The membrane module orients proteins across the membrane to identify residue-level subcellular compartments of the E. coli proteome.

(a) In the metadata provided by EcoCyc (cellular compartment), Gene Ontology Terms (pathway, function, compartment), iML1515 (metabolic subsystem), and UniProt (topological & transmembrane domains) databases, there are 1,777 protein structures mapped to at least one gene that is associated with the E. coli membrane. (b) Membrane-crossing residues are identified by the amino acid sequence information provided by UniProt, predicted by DeepTMHMM, and calculated by OPM. From these residues, a plane of best fit is calculated. (c) Structures with two calculated membrane planes pass the QCQA analysis if i) the angle between the planes is less than 35°, ii) the thickness of the membrane embedded region is between 12 and 45 Angstroms, and iii) the cross-sectional area of the membrane embedded region is less than 10,000 Å2. (d) Membrane proteins are oriented using the topological information provided by UniProt (if available) or manually using common protein motifs (see Dataset S6-S7) such that (e) the subcellular compartment of every amino acid of the E. coli proteome can be determined.

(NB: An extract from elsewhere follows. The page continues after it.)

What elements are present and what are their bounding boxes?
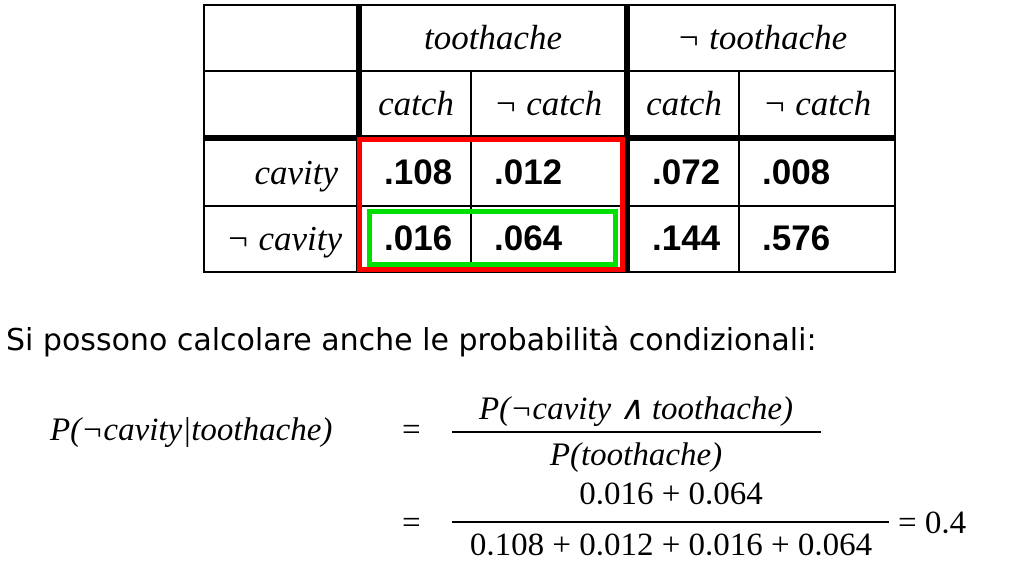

QSPACE integrates with genome-scale models to predict the physical space required by the E. coli proteome at optimal growth rate.

(a) The compartmentalization of each amino acid of the E. coli proteome allows for the calculation of geometric properties of all proteins. (b) The volume of ATP-synthase and (c) its cross-sectional membrane area are shown. (d) The integration of QSPACE with genome-scale models (iJL1678b-ME, in this case) of metabolism (M-matrix) and macromolecular expression (E-matrix) (ME-models) can be used to calculate (e) the proteome allocation, (f) the volumetric allocation, and (g) the membrane composition of E. coli at optimal growth rate. The expression, volume, and membrane area allocated to ATP-synthase is shown (Panels E-G, cyan). The calculated spatial allocation (Panels F-G) of the macromolecular expression predicted by existing ME-models (in Panel E) is a fundamental advancement towards building genome-scale biophysical whole-cell models.